Dr. Badley continues, “So understanding which protein values go up, where and when, coupled with the understanding of which therapeutic agents have signals of effectiveness, can help us design those rational combination strategies. The third clinical use is to identify patients who are at highest risk, or lowest risk, of developing severe or complex disease. People with severe disease are most in need of therapeutic interventions. So, we’re very interested in the changes that occur in patients with severe illness from COVID.”
Once persons of higher or lower risk are identified, clinicians can then closely watch those individuals who fall into the high-risk category. Clinicians could also identify people who, because a particular biomarker’s value is so elevated, are at high risk of disease progression and, thus, could prioritize therapies based on those markers.
Another novel aspect of this molecular model is, whereas other COVID-19 studies took plasma samples from patients after they were already severely ill and hospitalized, the Mayo Clinic team took plasma samples from many individuals who had yet to manifest COVID symptoms or were barely showing symptoms.
“What other studies have done is, they collected blood from patients who were already in ICU,” says Dr. Pandey. “Their study question was not, ‘How will they fare as the disease progresses?’ Instead, they wanted to find out what was wrong with these very sick patients in a ‘freeze-frame picture.’ So to get that freeze-frame picture, the patient samples were taken very late, after severe illness had already occurred. With that type of sample, the disease has already progressed, so you basically have the wrong sample to make any predictions.”

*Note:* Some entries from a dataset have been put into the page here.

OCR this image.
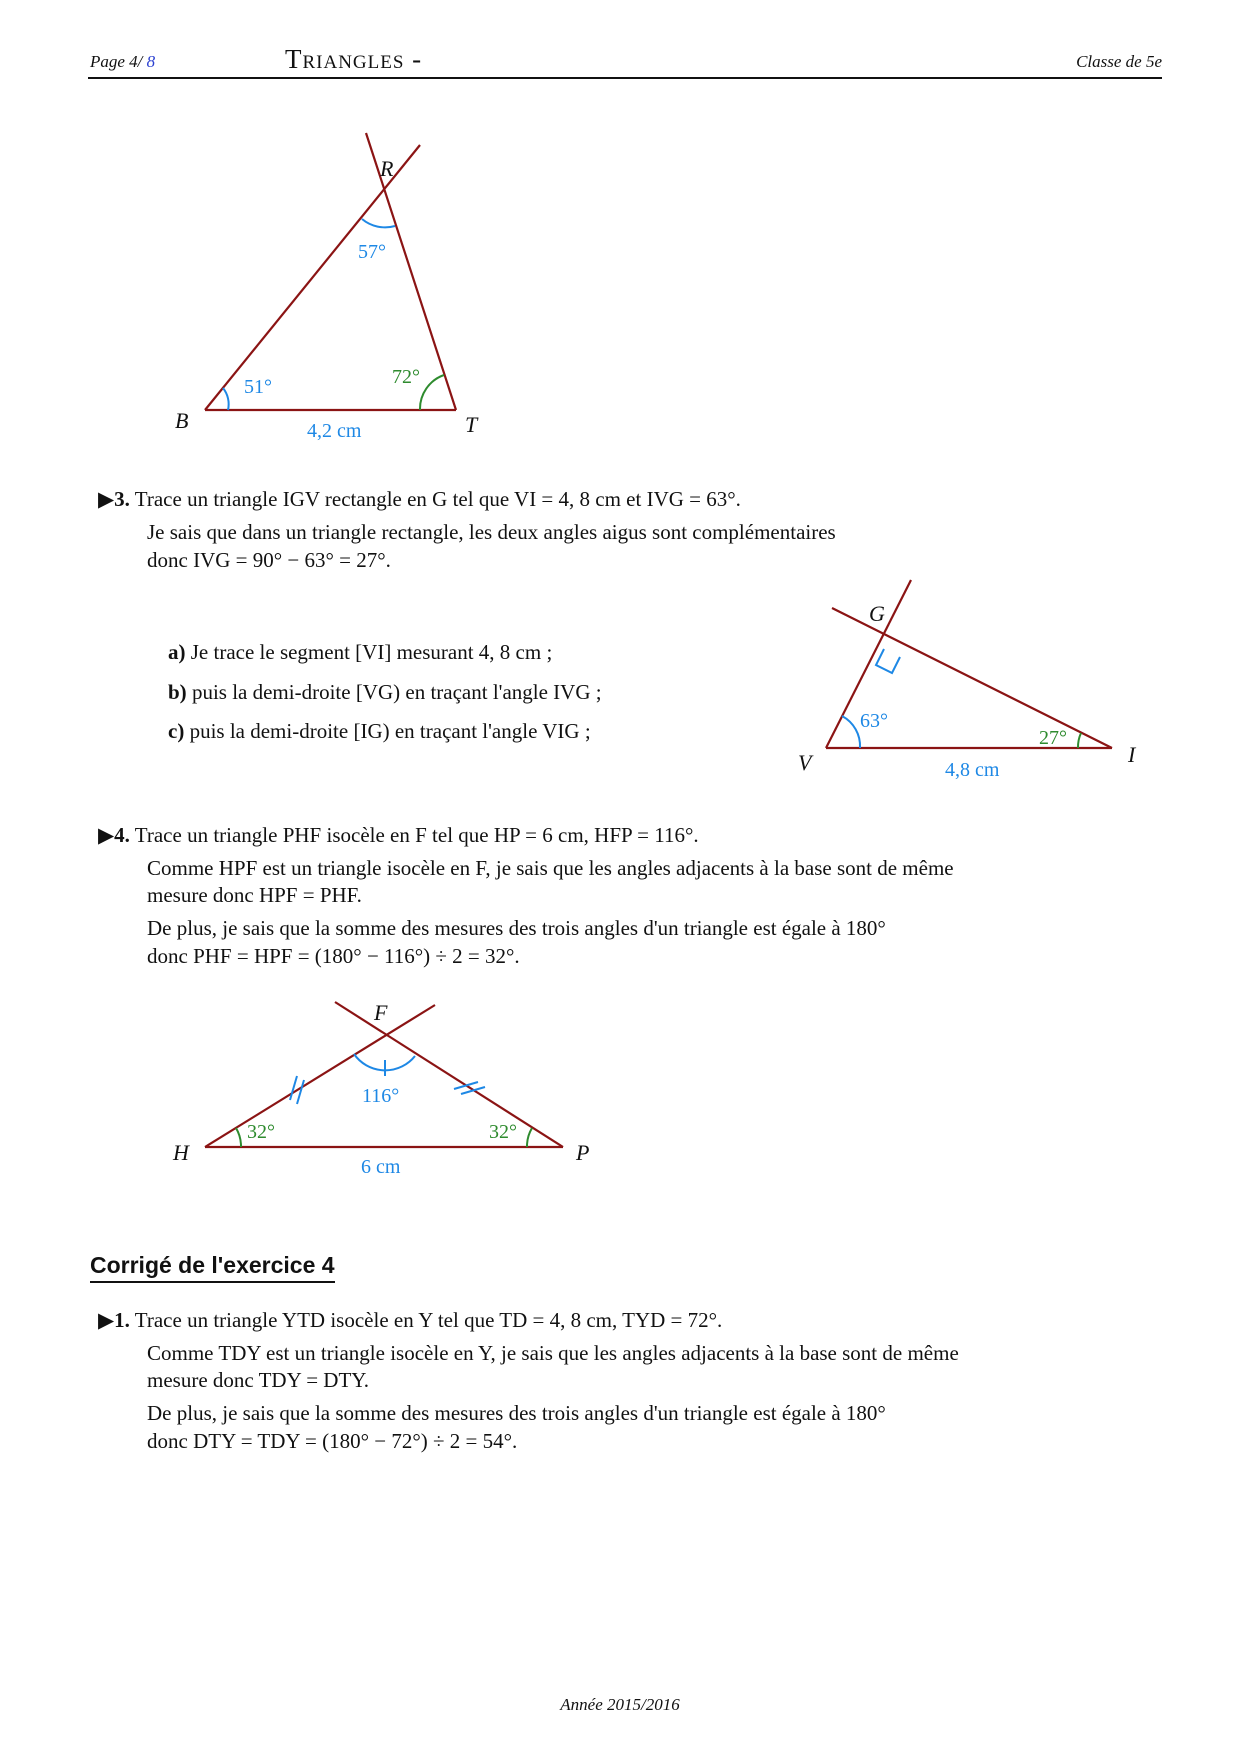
Page 4/ 8	Triangles -	Classe de 5e
R
B	T
57°
51°	72°
4,2 cm
G
V	I
63°
27°
4,8 cm
F
H	P
116°
32°	32°
6 cm
▶3. Trace un triangle IGV rectangle en G tel que VI = 4, 8 cm et IVG = 63°.
Je sais que dans un triangle rectangle, les deux angles aigus sont complémentaires
donc IVG = 90° − 63° = 27°.
a) Je trace le segment [VI] mesurant 4, 8 cm ;
b) puis la demi-droite [VG) en traçant l'angle IVG ;
c) puis la demi-droite [IG) en traçant l'angle VIG ;
▶4. Trace un triangle PHF isocèle en F tel que HP = 6 cm, HFP = 116°.
Comme HPF est un triangle isocèle en F, je sais que les angles adjacents à la base sont de même
mesure donc HPF = PHF.
De plus, je sais que la somme des mesures des trois angles d'un triangle est égale à 180°
donc PHF = HPF = (180° − 116°) ÷ 2 = 32°.
Corrigé de l'exercice 4
▶1. Trace un triangle YTD isocèle en Y tel que TD = 4, 8 cm, TYD = 72°.
Comme TDY est un triangle isocèle en Y, je sais que les angles adjacents à la base sont de même
mesure donc TDY = DTY.
De plus, je sais que la somme des mesures des trois angles d'un triangle est égale à 180°
donc DTY = TDY = (180° − 72°) ÷ 2 = 54°.
Année 2015/2016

In the Mayo Clinic study, some of the subjects did end up in the hospital, in which case their disease progression and outcome were closely followed. Dr. Pandey continues, “We took blood samples from people before they got hospitalized. Because only samples taken early like this can put you in a position to predict outcomes. And the only thing that we did with those patients, after taking their samples, was to collect data on what happened to them. But we didn't collect blood from them while they were in the hospital. We were just tracking them so that we could connect each sample to each person’s outcome, and how they fared.”

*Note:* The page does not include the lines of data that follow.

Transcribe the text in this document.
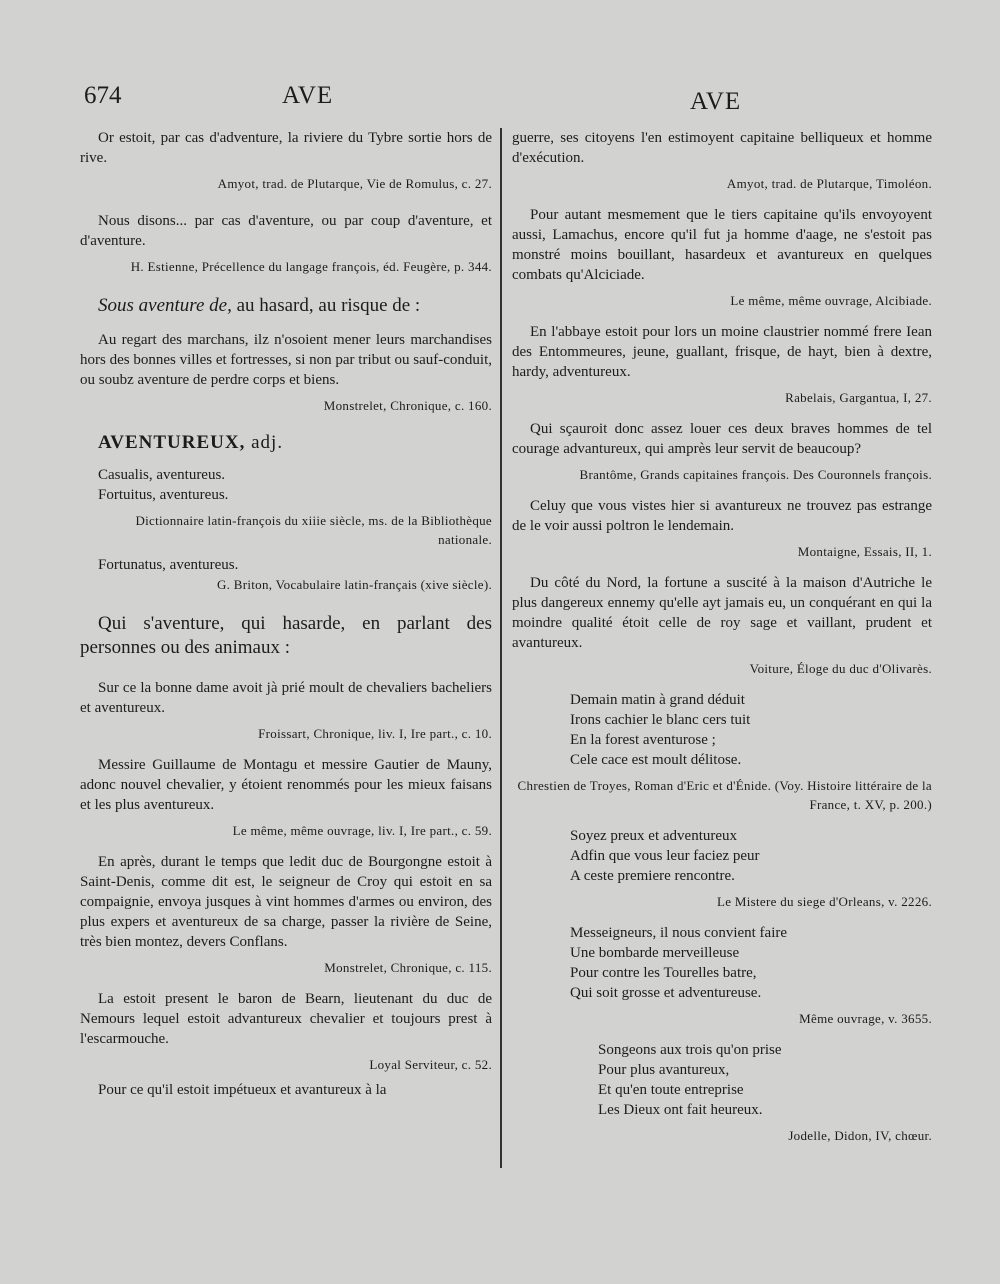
674	AVE	AVE

Or estoit, par cas d'adventure, la riviere du Tybre sortie hors de rive.

Amyot, trad. de Plutarque, Vie de Romulus, c. 27.

Nous disons... par cas d'aventure, ou par coup d'aventure, et d'aventure.

H. Estienne, Précellence du langage françois, éd. Feugère, p. 344.

Sous aventure de, au hasard, au risque de :

Au regart des marchans, ilz n'osoient mener leurs marchandises hors des bonnes villes et fortresses, si non par tribut ou sauf-conduit, ou soubz aventure de perdre corps et biens.

Monstrelet, Chronique, c. 160.

AVENTUREUX, adj.

Casualis, aventureus.

Fortuitus, aventureus.

Dictionnaire latin-françois du xiiie siècle, ms. de la Bibliothèque nationale.

Fortunatus, aventureus.

G. Briton, Vocabulaire latin-français (xive siècle).

Qui s'aventure, qui hasarde, en parlant des personnes ou des animaux :

Sur ce la bonne dame avoit jà prié moult de chevaliers bacheliers et aventureux.

Froissart, Chronique, liv. I, Ire part., c. 10.

Messire Guillaume de Montagu et messire Gautier de Mauny, adonc nouvel chevalier, y étoient renommés pour les mieux faisans et les plus aventureux.

Le même, même ouvrage, liv. I, Ire part., c. 59.

En après, durant le temps que ledit duc de Bourgongne estoit à Saint-Denis, comme dit est, le seigneur de Croy qui estoit en sa compaignie, envoya jusques à vint hommes d'armes ou environ, des plus expers et aventureux de sa charge, passer la rivière de Seine, très bien montez, devers Conflans.

Monstrelet, Chronique, c. 115.

La estoit present le baron de Bearn, lieutenant du duc de Nemours lequel estoit advantureux chevalier et toujours prest à l'escarmouche.

Loyal Serviteur, c. 52.

Pour ce qu'il estoit impétueux et avantureux à la

guerre, ses citoyens l'en estimoyent capitaine belliqueux et homme d'exécution.

Amyot, trad. de Plutarque, Timoléon.

Pour autant mesmement que le tiers capitaine qu'ils envoyoyent aussi, Lamachus, encore qu'il fut ja homme d'aage, ne s'estoit pas monstré moins bouillant, hasardeux et avantureux en quelques combats qu'Alciciade.

Le même, même ouvrage, Alcibiade.

En l'abbaye estoit pour lors un moine claustrier nommé frere Iean des Entommeures, jeune, guallant, frisque, de hayt, bien à dextre, hardy, adventureux.

Rabelais, Gargantua, I, 27.

Qui sçauroit donc assez louer ces deux braves hommes de tel courage advantureux, qui amprès leur servit de beaucoup?

Brantôme, Grands capitaines françois. Des Couronnels françois.

Celuy que vous vistes hier si avantureux ne trouvez pas estrange de le voir aussi poltron le lendemain.

Montaigne, Essais, II, 1.

Du côté du Nord, la fortune a suscité à la maison d'Autriche le plus dangereux ennemy qu'elle ayt jamais eu, un conquérant en qui la moindre qualité étoit celle de roy sage et vaillant, prudent et avantureux.

Voiture, Éloge du duc d'Olivarès.

Demain matin à grand déduit
Irons cachier le blanc cers tuit
En la forest aventurose ;
Cele cace est moult délitose.

Chrestien de Troyes, Roman d'Eric et d'Énide. (Voy. Histoire littéraire de la France, t. XV, p. 200.)

Soyez preux et adventureux
Adfin que vous leur faciez peur
A ceste premiere rencontre.

Le Mistere du siege d'Orleans, v. 2226.

Messeigneurs, il nous convient faire
Une bombarde merveilleuse
Pour contre les Tourelles batre,
Qui soit grosse et adventureuse.

Même ouvrage, v. 3655.

Songeons aux trois qu'on prise
Pour plus avantureux,
Et qu'en toute entreprise
Les Dieux ont fait heureux.

Jodelle, Didon, IV, chœur.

At the outset of the pandemic, COVID-19 was known to be a big problem for the lungs if it progressed to the lower respiratory system. But it also become quickly apparent that the disease can do damage throughout the body.
“There are many things going wrong inside these patients,” says Dr. Pandey. “So we still need to study them. What exactly is happening? What is going to cause kidney damage? And people are talking about brain fog and symptoms like that. So, yes, the original textbook description was that COVID-19 is a big problem for lungs, but we realized early on that this is a multiorgan disease. And we would like to learn more about how our metabolism is altered. The best way to study that is to take blood samples and try to see what proteins we can measure, what metabolites and lipids we can measure, that will basically tell us what is causing the damage. And, of course, we want to be able to predict that before such damage occurs.”
Dr. Badley sums up the overreaching purpose of such multiomic studies this way: “We’re looking to find changes in biomarker values that can inform novel therapeutic targets and combination therapies. We want to lower the patient’s risk of ending up in the hospital, especially the ICU.”